Fostering School Success with Standards for Nonacademic Skills
This LatestCounsel was written by Danielle Ewen, Senior Policy Advisor and LeighAnn Smith, Policy Assistant.
Sitting in a circle.
Sitting at a desk.
Putting toys away.
Putting lab equipment away.
Bringing something for show and tell.
Handing homework in on time.
Working together on an experiment.
Designing and building robotics.
What do all of these things have in common? Each of these tasks shows how skills that children must learn in early childhood build to academic skills for success in school and beyond. In early childhood classrooms, the social and emotional or non-academic skills that these tasks require are routinely incorporated into the curriculum and daily schedule and are embodied in early learning standards that define what children should know and be able to do at each stage of their early development.
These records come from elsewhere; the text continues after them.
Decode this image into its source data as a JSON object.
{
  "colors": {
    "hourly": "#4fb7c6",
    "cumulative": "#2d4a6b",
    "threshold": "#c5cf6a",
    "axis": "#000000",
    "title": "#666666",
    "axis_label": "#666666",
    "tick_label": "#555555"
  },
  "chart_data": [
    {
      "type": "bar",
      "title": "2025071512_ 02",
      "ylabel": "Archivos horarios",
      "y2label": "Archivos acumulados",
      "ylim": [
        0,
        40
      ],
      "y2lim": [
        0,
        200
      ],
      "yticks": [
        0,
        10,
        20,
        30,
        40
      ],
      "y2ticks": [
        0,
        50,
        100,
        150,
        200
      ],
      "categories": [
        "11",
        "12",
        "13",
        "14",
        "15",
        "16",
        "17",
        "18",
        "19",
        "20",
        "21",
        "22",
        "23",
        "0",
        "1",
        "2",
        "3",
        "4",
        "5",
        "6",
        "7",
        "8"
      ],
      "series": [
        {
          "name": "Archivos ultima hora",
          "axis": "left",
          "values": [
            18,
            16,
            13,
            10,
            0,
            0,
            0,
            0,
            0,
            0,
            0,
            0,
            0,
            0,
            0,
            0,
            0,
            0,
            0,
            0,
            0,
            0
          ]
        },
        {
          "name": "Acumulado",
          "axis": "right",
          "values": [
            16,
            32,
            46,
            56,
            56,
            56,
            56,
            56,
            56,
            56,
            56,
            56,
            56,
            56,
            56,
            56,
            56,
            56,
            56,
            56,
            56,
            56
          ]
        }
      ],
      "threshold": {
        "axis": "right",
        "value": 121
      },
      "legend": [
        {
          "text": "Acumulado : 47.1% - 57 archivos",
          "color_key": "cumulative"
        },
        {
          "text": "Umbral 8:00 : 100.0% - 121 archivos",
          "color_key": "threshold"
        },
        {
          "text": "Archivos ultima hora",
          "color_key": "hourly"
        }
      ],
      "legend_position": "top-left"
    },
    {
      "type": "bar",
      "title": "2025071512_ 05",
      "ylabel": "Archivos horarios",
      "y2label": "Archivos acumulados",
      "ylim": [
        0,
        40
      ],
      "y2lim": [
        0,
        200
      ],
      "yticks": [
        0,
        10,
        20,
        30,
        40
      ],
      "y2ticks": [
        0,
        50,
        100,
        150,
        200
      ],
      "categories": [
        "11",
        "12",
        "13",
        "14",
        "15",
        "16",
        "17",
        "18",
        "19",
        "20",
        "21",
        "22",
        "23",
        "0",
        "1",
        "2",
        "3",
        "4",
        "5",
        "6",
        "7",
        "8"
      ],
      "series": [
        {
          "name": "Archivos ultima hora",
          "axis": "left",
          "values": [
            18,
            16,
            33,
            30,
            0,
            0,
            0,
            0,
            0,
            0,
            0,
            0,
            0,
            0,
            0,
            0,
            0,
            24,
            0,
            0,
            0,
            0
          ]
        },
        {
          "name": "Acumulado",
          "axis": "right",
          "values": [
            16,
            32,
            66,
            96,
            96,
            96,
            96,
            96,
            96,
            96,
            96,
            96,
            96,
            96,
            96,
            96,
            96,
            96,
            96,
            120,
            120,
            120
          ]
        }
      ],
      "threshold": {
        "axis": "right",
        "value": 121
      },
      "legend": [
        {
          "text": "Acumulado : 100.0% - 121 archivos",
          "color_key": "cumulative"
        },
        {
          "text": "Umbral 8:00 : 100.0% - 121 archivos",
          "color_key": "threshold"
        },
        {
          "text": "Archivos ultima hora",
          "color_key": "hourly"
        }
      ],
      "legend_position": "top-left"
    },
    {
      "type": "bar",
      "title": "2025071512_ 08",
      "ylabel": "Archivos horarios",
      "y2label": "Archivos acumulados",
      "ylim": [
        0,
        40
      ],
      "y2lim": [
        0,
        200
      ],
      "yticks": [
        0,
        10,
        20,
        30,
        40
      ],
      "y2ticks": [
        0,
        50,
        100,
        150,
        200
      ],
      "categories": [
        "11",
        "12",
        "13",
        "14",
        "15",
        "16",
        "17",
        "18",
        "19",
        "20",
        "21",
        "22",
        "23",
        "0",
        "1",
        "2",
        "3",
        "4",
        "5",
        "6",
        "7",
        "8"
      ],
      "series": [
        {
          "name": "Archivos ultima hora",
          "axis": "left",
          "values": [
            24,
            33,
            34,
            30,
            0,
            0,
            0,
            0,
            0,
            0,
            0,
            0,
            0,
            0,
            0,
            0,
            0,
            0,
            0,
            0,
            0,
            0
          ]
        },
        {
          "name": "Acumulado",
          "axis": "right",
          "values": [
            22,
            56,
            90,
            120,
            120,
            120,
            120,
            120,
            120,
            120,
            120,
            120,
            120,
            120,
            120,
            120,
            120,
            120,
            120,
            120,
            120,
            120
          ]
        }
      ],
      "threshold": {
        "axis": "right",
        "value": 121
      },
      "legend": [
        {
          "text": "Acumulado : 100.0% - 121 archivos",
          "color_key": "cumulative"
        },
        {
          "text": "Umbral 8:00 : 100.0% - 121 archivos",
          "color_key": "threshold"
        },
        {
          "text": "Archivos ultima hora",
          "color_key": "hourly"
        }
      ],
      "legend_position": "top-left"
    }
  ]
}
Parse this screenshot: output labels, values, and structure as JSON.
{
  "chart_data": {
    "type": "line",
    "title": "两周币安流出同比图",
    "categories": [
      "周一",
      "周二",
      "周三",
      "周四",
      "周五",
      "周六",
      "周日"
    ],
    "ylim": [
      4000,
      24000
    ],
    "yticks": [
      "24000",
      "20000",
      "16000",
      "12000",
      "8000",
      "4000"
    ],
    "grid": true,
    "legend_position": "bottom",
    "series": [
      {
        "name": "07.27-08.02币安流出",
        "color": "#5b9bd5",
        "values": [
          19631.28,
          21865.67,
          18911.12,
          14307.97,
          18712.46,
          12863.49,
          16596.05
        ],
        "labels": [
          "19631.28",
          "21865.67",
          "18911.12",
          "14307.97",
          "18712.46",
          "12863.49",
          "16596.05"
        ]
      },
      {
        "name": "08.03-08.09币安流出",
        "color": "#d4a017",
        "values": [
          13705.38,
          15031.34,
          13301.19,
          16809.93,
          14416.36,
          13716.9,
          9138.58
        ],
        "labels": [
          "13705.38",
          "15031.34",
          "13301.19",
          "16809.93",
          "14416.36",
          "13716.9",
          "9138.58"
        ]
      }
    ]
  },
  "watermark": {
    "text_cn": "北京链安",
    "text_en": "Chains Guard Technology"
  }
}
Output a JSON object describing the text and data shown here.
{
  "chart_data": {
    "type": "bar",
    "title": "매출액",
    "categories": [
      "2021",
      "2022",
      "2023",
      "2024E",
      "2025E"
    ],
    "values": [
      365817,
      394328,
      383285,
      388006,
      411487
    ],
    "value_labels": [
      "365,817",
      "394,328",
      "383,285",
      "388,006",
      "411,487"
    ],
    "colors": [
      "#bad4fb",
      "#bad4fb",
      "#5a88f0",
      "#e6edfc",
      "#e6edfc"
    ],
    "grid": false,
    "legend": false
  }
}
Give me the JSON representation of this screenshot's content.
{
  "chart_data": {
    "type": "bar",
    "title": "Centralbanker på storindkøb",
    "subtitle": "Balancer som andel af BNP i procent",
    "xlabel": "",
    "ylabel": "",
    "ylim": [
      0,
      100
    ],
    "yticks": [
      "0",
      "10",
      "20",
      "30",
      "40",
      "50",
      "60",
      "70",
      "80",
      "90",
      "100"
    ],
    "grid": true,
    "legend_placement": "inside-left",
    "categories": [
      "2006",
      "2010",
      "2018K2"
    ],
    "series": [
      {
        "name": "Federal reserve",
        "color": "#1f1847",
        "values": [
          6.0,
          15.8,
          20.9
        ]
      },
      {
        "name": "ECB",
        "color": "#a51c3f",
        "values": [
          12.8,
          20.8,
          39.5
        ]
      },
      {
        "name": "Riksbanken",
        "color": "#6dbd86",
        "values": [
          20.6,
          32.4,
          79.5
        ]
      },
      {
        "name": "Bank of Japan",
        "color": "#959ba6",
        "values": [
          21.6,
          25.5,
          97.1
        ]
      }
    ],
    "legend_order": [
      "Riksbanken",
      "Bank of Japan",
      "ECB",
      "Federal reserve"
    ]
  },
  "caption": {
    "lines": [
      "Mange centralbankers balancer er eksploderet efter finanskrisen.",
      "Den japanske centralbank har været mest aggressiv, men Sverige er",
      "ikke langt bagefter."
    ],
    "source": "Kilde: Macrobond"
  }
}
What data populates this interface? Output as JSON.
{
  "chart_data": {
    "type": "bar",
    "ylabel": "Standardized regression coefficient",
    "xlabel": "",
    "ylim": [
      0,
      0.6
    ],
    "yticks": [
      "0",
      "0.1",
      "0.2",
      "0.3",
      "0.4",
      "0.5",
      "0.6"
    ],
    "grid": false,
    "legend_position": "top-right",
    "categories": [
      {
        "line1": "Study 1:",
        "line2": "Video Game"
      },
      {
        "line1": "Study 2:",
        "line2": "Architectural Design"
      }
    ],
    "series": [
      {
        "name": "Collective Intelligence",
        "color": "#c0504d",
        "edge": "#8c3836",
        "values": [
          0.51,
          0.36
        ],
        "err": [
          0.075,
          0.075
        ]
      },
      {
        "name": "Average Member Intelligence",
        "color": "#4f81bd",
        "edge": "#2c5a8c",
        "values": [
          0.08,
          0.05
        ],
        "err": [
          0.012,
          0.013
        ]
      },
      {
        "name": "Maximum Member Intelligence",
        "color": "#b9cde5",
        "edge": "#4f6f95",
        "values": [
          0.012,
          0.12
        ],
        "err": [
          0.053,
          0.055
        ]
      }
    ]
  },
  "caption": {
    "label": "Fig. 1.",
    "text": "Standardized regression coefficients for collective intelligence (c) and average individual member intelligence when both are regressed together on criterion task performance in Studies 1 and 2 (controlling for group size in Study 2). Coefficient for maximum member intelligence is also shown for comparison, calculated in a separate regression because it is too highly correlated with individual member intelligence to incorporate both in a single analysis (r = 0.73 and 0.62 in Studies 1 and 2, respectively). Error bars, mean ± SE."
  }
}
But as children move into k-12 classrooms, standards focus much less on these core skills and dispositions that are critical for success in school and life. Social and emotional skills are rarely incorporated into classroom expectations, and teachers receive little support or professional development to help their students develop these skill sets. In Fostering School Success with Standards for Nonacademic Skills, we examined current efforts by states to incorporate skills such as sharing, self-control, and building relationships with peers and adults into the standards set for children in elementary, middle and high school. While few states have made major efforts in this area, Illinois and Washington lead the way with different approaches to incorporate social and emotional skills in their learning standards. Other states have farther to go to successfully highlight and support this area of children’s development, alongside their academic learning.
When created and implemented together, this combined approach to academic and nonacademic standards promotes integration across early learning and K-12 systems; informs best teaching and learning practices for the full range of knowledge and skills required for school readiness; and most importantly helps more students succeed. In order for state standards to truly reflect what children should know and be able to do and support more student success, state education agencies should begin to include social and emotional standards into the expectations for their students.